Mataram, Petrominer – PT PLN (Persero) telah mengoperasikan empat pembangkit listrik tenaga mikro hidro (PLTMH) di Narmada, Lombok Barat, Nusa Tenggara Barat (NTB). Keempat pembangkit dengan total kapasitas 2,95 megawatt (MW) ini bisa melistriki 3.277 pelanggan dengan daya 900 voltampere (VA).
General Manager PLN Unit Induk Wilayah NTB, Lasiran, menuturkan bahwa pengoperasian keempat pembangkit ini sebagai bentuk komitmen PLN terhadap pencapaian target bauran Energi Baru Terbarukan (EBT) 23 persen pada 2025. Keempat pembangkit ‘hijau’ tersebut adalah PLTMH Lembah Sempage, PLTMH Sesaot, PLTMH Narmada dan PLTMH Batu Bedil.
“Ini merupakan wujud nyata dari satu pilar transformasi PLN, Green, yaitu komitmen PLN untuk terus menghadirkan energi bersih, khususnya di NTB,” ujar Lasiran, Selasa (22/6).
Dari keempat pembangkit tersebut, PLTMH Lembah Sempage merupakan yang paling terakhir beroperasi. Pembangunan PLTMH berkapasitas 900 kW dari total potensi 1.300 kW ini menelan biaya Rp 25 miliar.
Dalam pengoperasiannya, pembangkit Lembah Sempage memanfaatkan Sungai Kumbi, Narmada. Sungai ini mempunyai potensi debit yang cukup melimpah dengan kondisi topografi yang potensial bagi pembangunan PLTMH di Pulau Lombok.

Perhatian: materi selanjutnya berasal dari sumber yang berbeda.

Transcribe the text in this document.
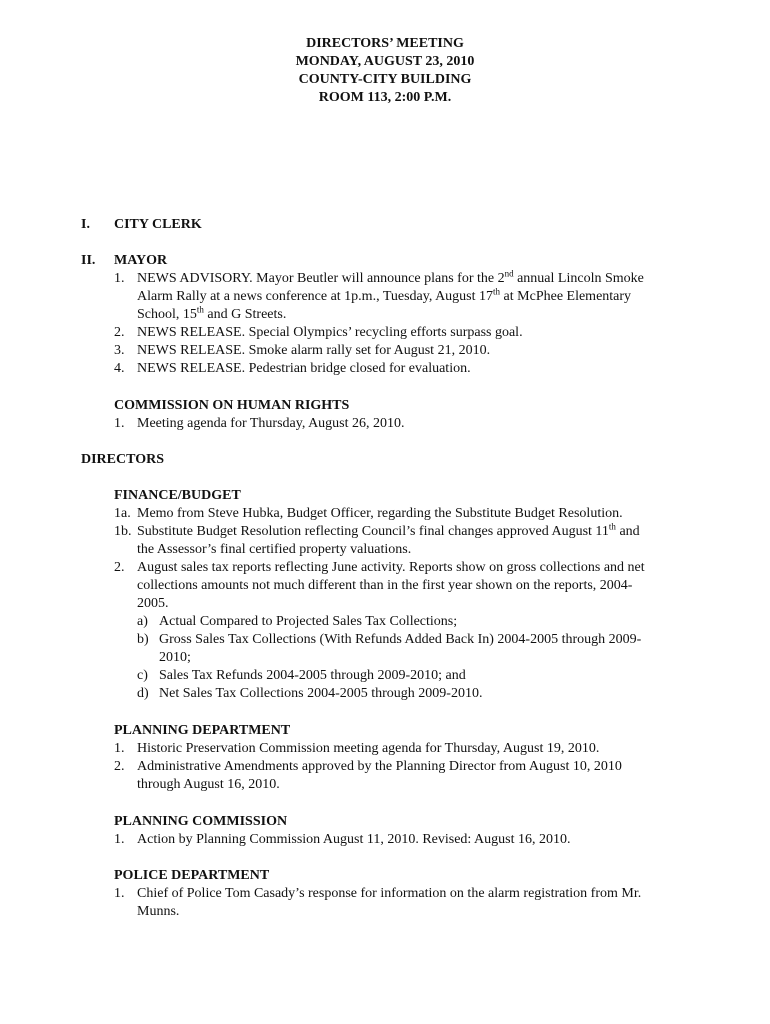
DIRECTORS’ MEETING
MONDAY, AUGUST 23, 2010
COUNTY-CITY BUILDING
ROOM 113, 2:00 P.M.
I. CITY CLERK
II. MAYOR
1. NEWS ADVISORY. Mayor Beutler will announce plans for the 2nd annual Lincoln Smoke
Alarm Rally at a news conference at 1p.m., Tuesday, August 17th at McPhee Elementary
School, 15th and G Streets.
2. NEWS RELEASE. Special Olympics’ recycling efforts surpass goal.
3. NEWS RELEASE. Smoke alarm rally set for August 21, 2010.
4. NEWS RELEASE. Pedestrian bridge closed for evaluation.
COMMISSION ON HUMAN RIGHTS
1. Meeting agenda for Thursday, August 26, 2010.
DIRECTORS
FINANCE/BUDGET
1a. Memo from Steve Hubka, Budget Officer, regarding the Substitute Budget Resolution.
1b. Substitute Budget Resolution reflecting Council’s final changes approved August 11th and
the Assessor’s final certified property valuations.
2. August sales tax reports reflecting June activity. Reports show on gross collections and net
collections amounts not much different than in the first year shown on the reports, 2004-
2005.
a) Actual Compared to Projected Sales Tax Collections;
b) Gross Sales Tax Collections (With Refunds Added Back In) 2004-2005 through 2009-
2010;
c) Sales Tax Refunds 2004-2005 through 2009-2010; and
d) Net Sales Tax Collections 2004-2005 through 2009-2010.
PLANNING DEPARTMENT
1. Historic Preservation Commission meeting agenda for Thursday, August 19, 2010.
2. Administrative Amendments approved by the Planning Director from August 10, 2010
through August 16, 2010.
PLANNING COMMISSION
1. Action by Planning Commission August 11, 2010. Revised: August 16, 2010.
POLICE DEPARTMENT
1. Chief of Police Tom Casady’s response for information on the alarm registration from Mr.
Munns.
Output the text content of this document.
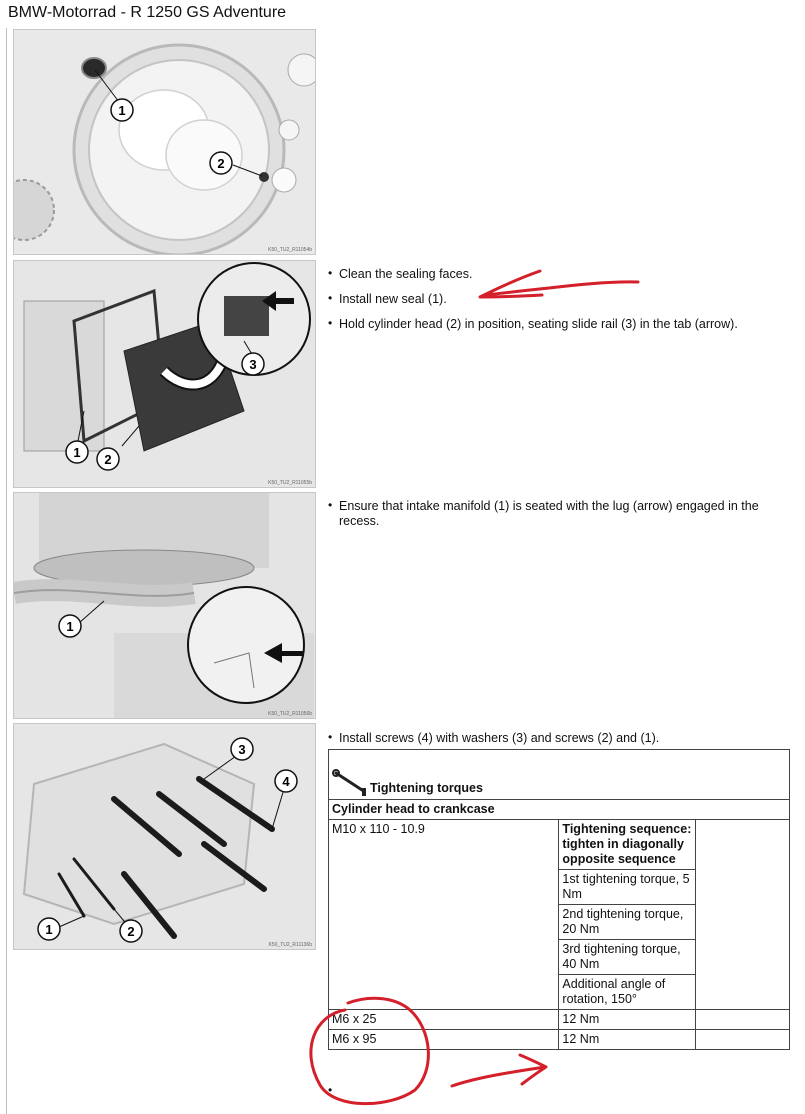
BMW-Motorrad - R 1250 GS Adventure
1
2
K50_TU2_R11054b
1 2
3
K50_TU2_R11055b
1
K50_TU2_R11056b
3
4
1	2
K50_TU2_R11136b
• Clean the sealing faces.
• Install new seal (1).
• Hold cylinder head (2) in position, seating slide rail (3) in the tab (arrow).
• Ensure that intake manifold (1) is seated with the lug (arrow) engaged in the recess.
• Install screws (4) with washers (3) and screws (2) and (1).
Tightening torques		
Cylinder head to crankcase		
M10 x 110 - 10.9	Tightening sequence: tighten in diagonally opposite sequence	
	1st tightening torque, 5 Nm	
	2nd tightening torque, 20 Nm	
	3rd tightening torque, 40 Nm	
	Additional angle of rotation, 150°	
M6 x 25	12 Nm	
M6 x 95	12 Nm	
•
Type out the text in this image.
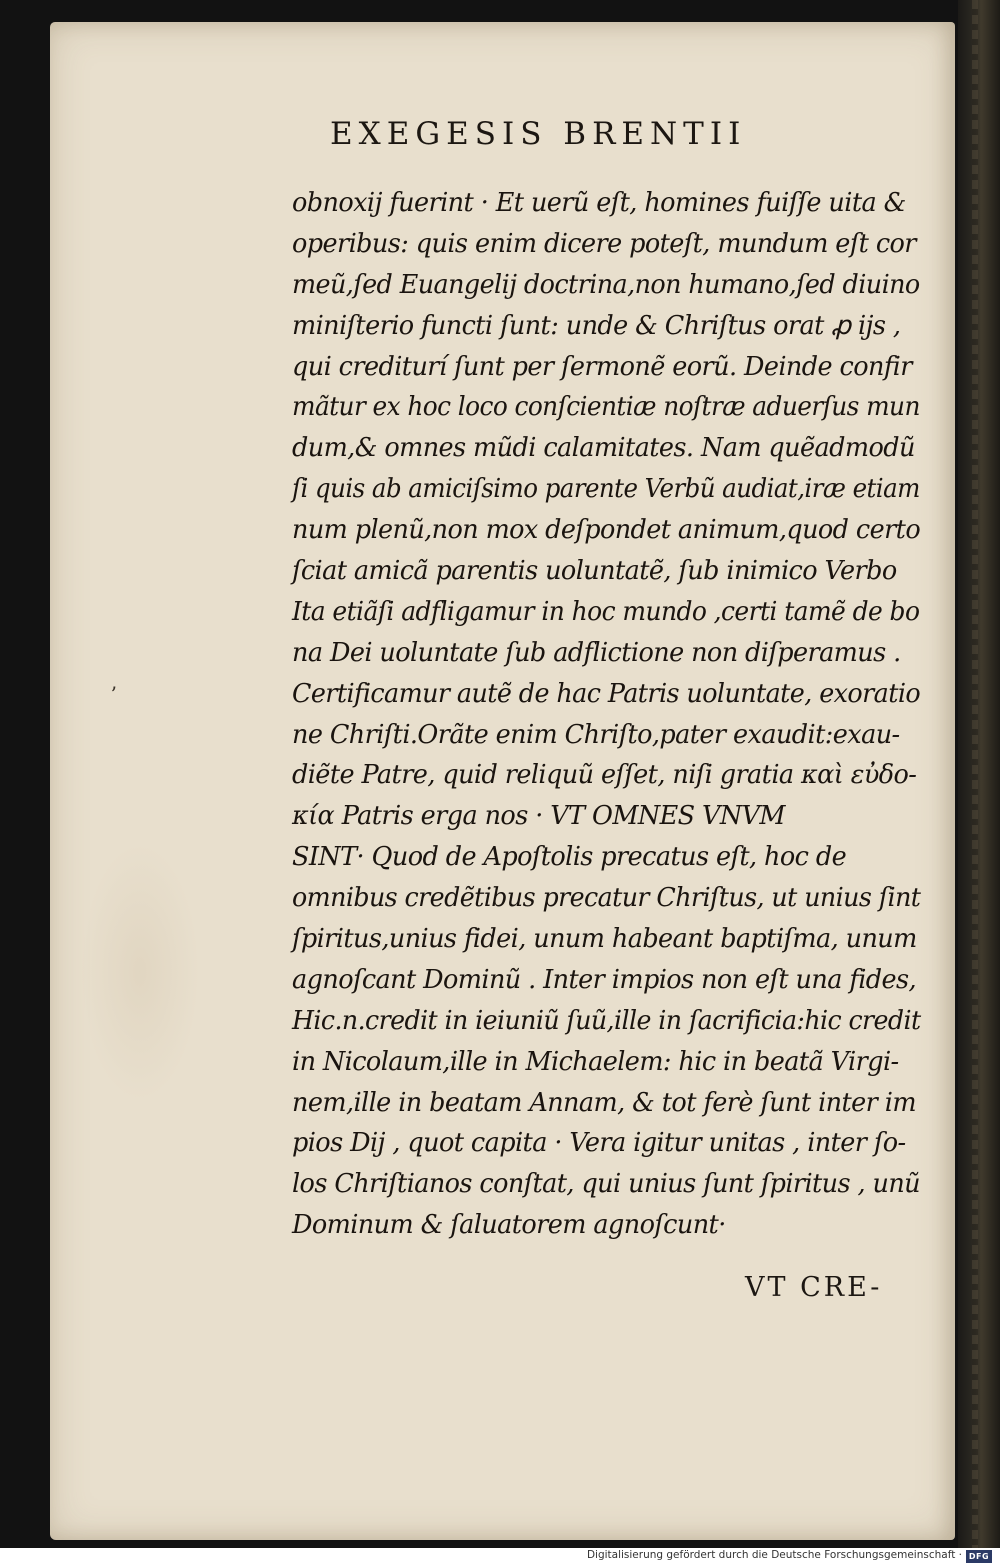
EXEGESIS BRENTII
obnoxij fuerint · Et uerũ eſt, homines fuiſſe uita &
operibus: quis enim dicere poteſt, mundum eſt cor
meũ,ſed Euangelij doctrina,non humano,ſed diuino
miniſterio functi ſunt: unde & Chriſtus orat ꝓ ijs ,
qui crediturí ſunt per ſermonẽ eorũ. Deinde confir
mãtur ex hoc loco conſcientiæ noſtræ aduerſus mun
dum,& omnes mũdi calamitates. Nam quẽadmodũ
ſi quis ab amiciſsimo parente Verbũ audiat,iræ etiam
num plenũ,non mox deſpondet animum,quod certo
ſciat amicã parentis uoluntatẽ, ſub inimico Verbo
Ita etiãſi adfligamur in hoc mundo ,certi tamẽ de bo
na Dei uoluntate ſub adflictione non diſperamus .
Certificamur autẽ de hac Patris uoluntate, exoratio
ne Chriſti.Orãte enim Chriſto,pater exaudit:exau-
diẽte Patre, quid reliquũ eſſet, niſi gratia καὶ εὐδο-
κία Patris erga nos · VT OMNES VNVM
SINT· Quod de Apoſtolis precatus eſt, hoc de
omnibus credẽtibus precatur Chriſtus, ut unius ſint
ſpiritus,unius fidei, unum habeant baptiſma, unum
agnoſcant Dominũ . Inter impios non eſt una fides,
Hic.n.credit in ieiuniũ ſuũ,ille in ſacrificia:hic credit
in Nicolaum,ille in Michaelem: hic in beatã Virgi-
nem,ille in beatam Annam, & tot ferè ſunt inter im
pios Dij , quot capita · Vera igitur unitas , inter ſo-
los Chriſtianos conſtat, qui unius ſunt ſpiritus , unũ
Dominum & ſaluatorem agnoſcunt·
VT CRE-
ʼ
Digitalisierung gefördert durch die Deutsche Forschungsgemeinschaft · DFG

Lasiran menyatakan, pencapaian PLN dalam meningkatkan bauran EBT di pembangkit tentunya tidak lepas dari dukungan dan kolaborasi yang baik bersama stakeholder dan masyarakat.
“Sinergi yang baik, untuk NTB Gemilang,” ungkapnya.
Kepala Dinas ESDM Provinsi NTB, M. Husni, mengapresiasi kontribusi PLN dalam pengembangan dan peningkatan bauran EBT, khususnya di NTB. Dia pun berharap ke depan aka nada pembangkit listrik energi terbarukan dengan kapasitas yang lebih besar lagi di Provinsi NTB.
“Pemerintah Provinsi NTB akan terus mendukung upaya-upaya yg dilaksanakan oleh PLN UIW NTB untuk mewujudkan NTB Gemilang,” kata Husni.
Saat ini, bauran EBT yang telah dimanfaatkan oleh PLN di NTB telah mencapai 5,72 persen yang bersumber dari tenaga surya dan air. Tak hanya itu, PLN NTB juga telah memiliki program Green Booster, yaitu cofiring atau pemanfaatan biomassa seperti sampah, sekam dan serbuk kayu sebagai pengganti batubara di PLTU Jeranjang.